People v. Blackwell

—Judgment, Supreme Court, New York County (Antonio Brandveen, J.), rendered October 30, 1996, convicting defendant, after a jury trial, of auto stripping in the first degree, and sentencing him, as a second felony offender, to a term of 2 to 4 years, unanimously affirmed.

Defendant did not preserve by specific objection his current claims regarding the sufficiency of the evidence (People v Gray, 86 NY2d 10), and we decline to review them in the interest of justice. Were we to review these claims, we would find that there was sufficient evidence to prove beyond a reasonable doubt the “defacement” element of auto stripping in the first degree (Penal Law former § 165.10; see also, former § 165.09; see, Matter of Tyson M., 195 AD2d 558), as defined, without objection, in the court’s instructions to the jury (see, People v Dekle, 56 NY2d 835), and that the verdict was not against the weight of the evidence. The evidence supports the jury’s finding that the lock and the area surrounding it were “defaced” or “marred”, within the commonly assigned definitions of those terms (see, People v Keyes, 75 NY2d 343, 348), and there was ample evidence from which the jury could have reasonably inferred that defendant performed such acts.

Since defense counsel was given notice of the content of a note sent by the jury and acquiesced in the court’s proposed response, defendant’s claim of error is subject to normal preservation requirements (People v Starling, 85 NY2d 509, 516).

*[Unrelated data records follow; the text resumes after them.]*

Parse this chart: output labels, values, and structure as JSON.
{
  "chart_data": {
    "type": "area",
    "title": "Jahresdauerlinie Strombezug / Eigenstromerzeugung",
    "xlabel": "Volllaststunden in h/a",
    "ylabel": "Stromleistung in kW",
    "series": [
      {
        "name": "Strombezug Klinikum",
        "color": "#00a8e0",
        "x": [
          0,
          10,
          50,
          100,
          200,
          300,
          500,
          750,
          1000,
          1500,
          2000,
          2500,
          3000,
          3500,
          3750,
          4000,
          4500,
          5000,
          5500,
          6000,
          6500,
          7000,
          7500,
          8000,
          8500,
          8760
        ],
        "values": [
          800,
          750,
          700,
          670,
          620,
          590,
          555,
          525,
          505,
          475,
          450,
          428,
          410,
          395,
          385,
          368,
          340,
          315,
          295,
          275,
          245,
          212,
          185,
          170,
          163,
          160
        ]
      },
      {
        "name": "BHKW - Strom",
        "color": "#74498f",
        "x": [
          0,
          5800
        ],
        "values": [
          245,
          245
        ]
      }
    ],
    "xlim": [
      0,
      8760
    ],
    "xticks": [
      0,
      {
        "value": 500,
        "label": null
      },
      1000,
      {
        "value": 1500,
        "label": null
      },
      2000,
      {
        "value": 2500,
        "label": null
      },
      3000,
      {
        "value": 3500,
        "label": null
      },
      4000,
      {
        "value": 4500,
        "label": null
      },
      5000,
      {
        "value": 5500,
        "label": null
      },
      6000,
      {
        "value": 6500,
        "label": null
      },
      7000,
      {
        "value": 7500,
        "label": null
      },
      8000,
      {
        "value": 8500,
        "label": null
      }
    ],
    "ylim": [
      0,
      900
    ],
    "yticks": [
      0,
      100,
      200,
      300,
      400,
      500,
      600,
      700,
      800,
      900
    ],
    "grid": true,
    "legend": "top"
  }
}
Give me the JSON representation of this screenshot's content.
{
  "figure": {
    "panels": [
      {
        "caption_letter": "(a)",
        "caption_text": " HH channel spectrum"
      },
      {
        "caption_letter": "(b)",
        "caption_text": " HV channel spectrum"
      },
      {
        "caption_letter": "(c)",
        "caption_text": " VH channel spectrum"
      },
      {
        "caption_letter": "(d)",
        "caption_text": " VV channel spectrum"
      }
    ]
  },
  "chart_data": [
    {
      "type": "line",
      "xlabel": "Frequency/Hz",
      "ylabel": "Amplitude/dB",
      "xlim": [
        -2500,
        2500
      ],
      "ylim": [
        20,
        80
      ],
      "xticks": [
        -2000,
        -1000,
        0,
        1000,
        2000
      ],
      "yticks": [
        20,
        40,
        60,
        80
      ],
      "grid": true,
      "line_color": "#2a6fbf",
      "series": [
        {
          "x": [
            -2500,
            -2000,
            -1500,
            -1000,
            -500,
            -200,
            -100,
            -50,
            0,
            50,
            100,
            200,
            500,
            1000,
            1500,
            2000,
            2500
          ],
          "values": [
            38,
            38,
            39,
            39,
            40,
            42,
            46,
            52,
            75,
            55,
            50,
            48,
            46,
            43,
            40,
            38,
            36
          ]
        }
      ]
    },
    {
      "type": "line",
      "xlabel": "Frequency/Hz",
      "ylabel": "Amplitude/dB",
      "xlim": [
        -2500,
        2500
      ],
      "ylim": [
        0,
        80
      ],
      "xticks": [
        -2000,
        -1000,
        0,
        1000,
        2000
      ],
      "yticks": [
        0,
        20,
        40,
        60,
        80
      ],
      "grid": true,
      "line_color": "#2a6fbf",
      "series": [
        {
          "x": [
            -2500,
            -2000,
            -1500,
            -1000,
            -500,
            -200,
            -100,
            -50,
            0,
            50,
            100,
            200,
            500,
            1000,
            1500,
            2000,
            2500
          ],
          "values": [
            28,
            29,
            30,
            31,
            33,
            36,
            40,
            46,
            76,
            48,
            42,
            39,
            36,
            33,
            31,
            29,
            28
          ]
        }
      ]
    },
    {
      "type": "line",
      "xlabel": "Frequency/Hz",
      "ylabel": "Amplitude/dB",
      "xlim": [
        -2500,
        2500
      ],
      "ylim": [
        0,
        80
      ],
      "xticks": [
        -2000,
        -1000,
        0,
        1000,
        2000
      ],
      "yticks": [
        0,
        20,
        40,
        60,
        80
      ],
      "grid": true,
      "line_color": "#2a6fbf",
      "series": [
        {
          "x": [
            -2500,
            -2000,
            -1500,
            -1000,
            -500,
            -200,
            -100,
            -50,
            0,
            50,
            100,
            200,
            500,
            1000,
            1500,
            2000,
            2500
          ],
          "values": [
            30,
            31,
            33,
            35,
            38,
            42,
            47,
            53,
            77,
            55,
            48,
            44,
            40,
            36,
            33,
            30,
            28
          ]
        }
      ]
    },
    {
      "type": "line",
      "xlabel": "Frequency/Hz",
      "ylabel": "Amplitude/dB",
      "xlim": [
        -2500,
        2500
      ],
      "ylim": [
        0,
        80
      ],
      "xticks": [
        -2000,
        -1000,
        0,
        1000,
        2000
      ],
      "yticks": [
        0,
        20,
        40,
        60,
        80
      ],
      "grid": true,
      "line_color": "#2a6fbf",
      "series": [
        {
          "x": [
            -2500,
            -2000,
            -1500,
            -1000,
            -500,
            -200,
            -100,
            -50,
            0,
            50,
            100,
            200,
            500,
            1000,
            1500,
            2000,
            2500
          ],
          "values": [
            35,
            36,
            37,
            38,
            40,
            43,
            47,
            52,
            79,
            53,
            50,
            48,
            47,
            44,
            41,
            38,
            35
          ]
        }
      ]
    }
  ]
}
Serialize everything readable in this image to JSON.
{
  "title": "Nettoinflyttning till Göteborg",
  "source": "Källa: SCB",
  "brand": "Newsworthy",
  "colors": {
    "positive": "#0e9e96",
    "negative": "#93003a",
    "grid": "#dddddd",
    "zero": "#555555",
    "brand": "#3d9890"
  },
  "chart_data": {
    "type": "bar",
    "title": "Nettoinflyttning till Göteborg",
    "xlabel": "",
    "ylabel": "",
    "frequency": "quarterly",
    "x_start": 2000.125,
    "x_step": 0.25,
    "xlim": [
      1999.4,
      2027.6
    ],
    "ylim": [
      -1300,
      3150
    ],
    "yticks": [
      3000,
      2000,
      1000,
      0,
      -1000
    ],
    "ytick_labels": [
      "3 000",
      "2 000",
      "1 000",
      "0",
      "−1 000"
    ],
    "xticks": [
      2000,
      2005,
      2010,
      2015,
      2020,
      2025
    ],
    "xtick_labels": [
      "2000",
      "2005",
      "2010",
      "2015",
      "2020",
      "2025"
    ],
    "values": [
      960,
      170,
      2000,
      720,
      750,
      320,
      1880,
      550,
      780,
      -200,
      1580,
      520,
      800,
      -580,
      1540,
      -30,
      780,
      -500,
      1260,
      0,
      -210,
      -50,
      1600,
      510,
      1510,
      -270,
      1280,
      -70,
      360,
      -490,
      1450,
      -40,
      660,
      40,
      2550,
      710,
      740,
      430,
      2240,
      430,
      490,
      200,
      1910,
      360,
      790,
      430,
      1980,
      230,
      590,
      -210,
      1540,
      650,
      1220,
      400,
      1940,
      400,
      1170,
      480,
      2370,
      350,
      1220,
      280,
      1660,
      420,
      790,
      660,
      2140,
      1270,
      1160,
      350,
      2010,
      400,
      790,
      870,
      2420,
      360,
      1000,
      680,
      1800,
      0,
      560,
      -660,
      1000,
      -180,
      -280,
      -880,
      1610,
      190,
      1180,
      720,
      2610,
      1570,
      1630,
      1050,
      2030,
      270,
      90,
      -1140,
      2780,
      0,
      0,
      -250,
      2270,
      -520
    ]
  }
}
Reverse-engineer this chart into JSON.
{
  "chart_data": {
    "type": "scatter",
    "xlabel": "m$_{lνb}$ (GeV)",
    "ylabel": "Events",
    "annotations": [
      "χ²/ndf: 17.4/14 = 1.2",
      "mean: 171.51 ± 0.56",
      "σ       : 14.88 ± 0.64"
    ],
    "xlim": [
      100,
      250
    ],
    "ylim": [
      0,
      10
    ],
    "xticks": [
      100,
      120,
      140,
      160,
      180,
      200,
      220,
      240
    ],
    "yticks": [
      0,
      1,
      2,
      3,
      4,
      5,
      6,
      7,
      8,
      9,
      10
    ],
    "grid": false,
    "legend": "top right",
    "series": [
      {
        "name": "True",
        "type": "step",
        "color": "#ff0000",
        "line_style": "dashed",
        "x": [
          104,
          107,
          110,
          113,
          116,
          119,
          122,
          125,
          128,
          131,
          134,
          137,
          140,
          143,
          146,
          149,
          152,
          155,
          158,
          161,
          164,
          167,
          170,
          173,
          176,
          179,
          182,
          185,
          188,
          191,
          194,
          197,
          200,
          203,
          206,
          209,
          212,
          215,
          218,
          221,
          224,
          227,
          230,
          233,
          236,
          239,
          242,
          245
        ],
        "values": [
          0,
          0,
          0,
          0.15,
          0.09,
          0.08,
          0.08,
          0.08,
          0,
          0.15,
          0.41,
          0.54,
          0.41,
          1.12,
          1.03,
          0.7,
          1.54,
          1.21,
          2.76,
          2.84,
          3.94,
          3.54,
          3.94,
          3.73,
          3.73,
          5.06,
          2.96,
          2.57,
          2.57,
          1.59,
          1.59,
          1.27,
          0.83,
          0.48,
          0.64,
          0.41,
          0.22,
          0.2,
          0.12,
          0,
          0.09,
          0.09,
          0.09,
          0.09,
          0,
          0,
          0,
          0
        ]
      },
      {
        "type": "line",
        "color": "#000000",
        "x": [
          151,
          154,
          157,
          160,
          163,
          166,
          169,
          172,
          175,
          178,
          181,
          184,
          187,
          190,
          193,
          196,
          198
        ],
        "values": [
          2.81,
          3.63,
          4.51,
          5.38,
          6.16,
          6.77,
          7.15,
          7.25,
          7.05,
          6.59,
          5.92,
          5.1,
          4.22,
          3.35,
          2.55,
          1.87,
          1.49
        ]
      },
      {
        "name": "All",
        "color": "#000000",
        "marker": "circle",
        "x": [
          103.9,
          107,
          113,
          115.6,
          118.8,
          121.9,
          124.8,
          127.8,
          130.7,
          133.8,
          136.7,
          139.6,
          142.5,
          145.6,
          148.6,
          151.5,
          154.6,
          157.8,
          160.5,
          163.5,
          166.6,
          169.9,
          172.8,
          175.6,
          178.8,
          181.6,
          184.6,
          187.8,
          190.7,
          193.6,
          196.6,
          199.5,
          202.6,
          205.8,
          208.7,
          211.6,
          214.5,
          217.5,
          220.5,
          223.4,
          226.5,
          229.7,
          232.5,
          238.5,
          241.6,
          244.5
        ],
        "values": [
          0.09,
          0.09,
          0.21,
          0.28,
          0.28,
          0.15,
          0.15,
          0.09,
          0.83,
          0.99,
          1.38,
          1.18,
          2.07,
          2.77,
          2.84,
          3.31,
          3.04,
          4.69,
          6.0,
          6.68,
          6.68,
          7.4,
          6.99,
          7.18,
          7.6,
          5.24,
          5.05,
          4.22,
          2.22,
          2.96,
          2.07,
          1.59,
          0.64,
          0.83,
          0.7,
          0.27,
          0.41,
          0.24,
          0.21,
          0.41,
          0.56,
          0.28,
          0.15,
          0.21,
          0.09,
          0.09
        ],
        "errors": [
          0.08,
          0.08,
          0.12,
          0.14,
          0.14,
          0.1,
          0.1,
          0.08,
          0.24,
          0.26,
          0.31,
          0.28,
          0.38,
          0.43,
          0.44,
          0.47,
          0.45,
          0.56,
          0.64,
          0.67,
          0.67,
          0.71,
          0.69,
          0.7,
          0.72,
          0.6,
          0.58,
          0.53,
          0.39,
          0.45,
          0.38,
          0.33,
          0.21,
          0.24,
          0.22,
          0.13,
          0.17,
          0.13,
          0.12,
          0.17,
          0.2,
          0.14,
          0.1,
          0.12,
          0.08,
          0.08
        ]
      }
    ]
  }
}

Here, counsel’s express acquiescence in the court’s proposed response, apparently based upon counsel’s own review of the record, renders unpreserved defendant’s current claim that the response given was not appropriate (see, People v Green, 207 AD2d 318, 319, lv denied 84 NY2d 935). Were we to review defendant’s current claim in the interest of justice, we would *82find no basis for reversal since the court’s response did not “seriously prejudicio]” defendant (People v Lourido, 70 NY2d 428, 435; People v Mariera, 219 AD2d 496, 497, lv denied 87 NY2d 923).

We perceive no abuse of discretion in sentencing.

We have considered defendant’s additional claims and find them to be without merit. Concur — Lerner, P. J., Sulllivan, Milonas, Ellerin and Andrias, JJ.